Он, муж, звонит в дверь, долго звонит, затем куда-то уходит, но, может быть, он затаился у двери и размышляет, что же все это значит. А мой друг, как быть, спешно одевается и лезет за портьеру, благо квартира старинная. И стоит там, как солдат в карауле, честно, навытяжку, а за окном… а за окном дождь. Но тут она, его любовь, — о женщины! — смекает, что если даже и выпустить друга моего, скажем, как голубя, через окно, то ведь ямайского-то рома нет, и так просто не купишь, и не выпила ж она его сама, — и тогда она звонит, ища выхода, подруге («Приходи срочно с кем-нибудь». — «Ладно». — «И помни, что всю ночь мы пили ром». — «Ладно». — «Ямайский». — «Ладно». — «Так приходи же. И поскорее. И купи что-нибудь для «продолжения» выпивки, деньги за мной».)… Муж, как-то вдруг появившись, опять звонит в дверь, и теперь ему открывают. Друг мой за портьерой, чтобы не шелохнуть, все еще навытяжку, а за окном… а за окном дождь.

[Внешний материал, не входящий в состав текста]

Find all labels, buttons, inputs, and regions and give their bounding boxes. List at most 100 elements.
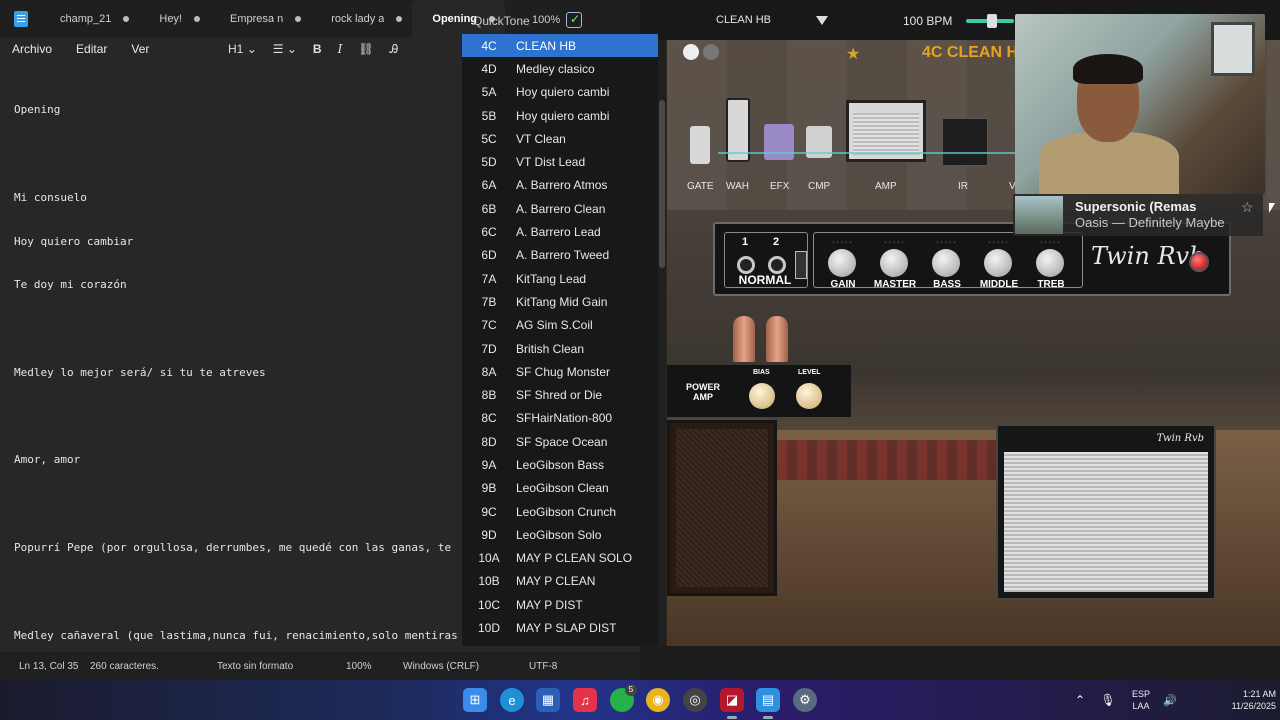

«Мы пьем!» — с неподдельной радостью сообщает она промокшему и продрогшему мужу. Приходит подруга с кем-то. И с коньяком. И все подтверждается. И в хорошую минуту мой друг вылазит из-за портьеры и присоединяется незаметно к пьющим и радостным. Вроде как он здесь был. Вроде как разведчик он, капитан наш, который наконец-то в двенадцатой серии вскрыл сейф гауптмана Шварцкопфа… И все хорошо, все чудесно, хеппи-энд, муж допивает коньяк, согреваясь все больше, — но только с тех пор друг мой туда уже не ходит. Не может. Что-то с нервами. Порог переступить нет сил.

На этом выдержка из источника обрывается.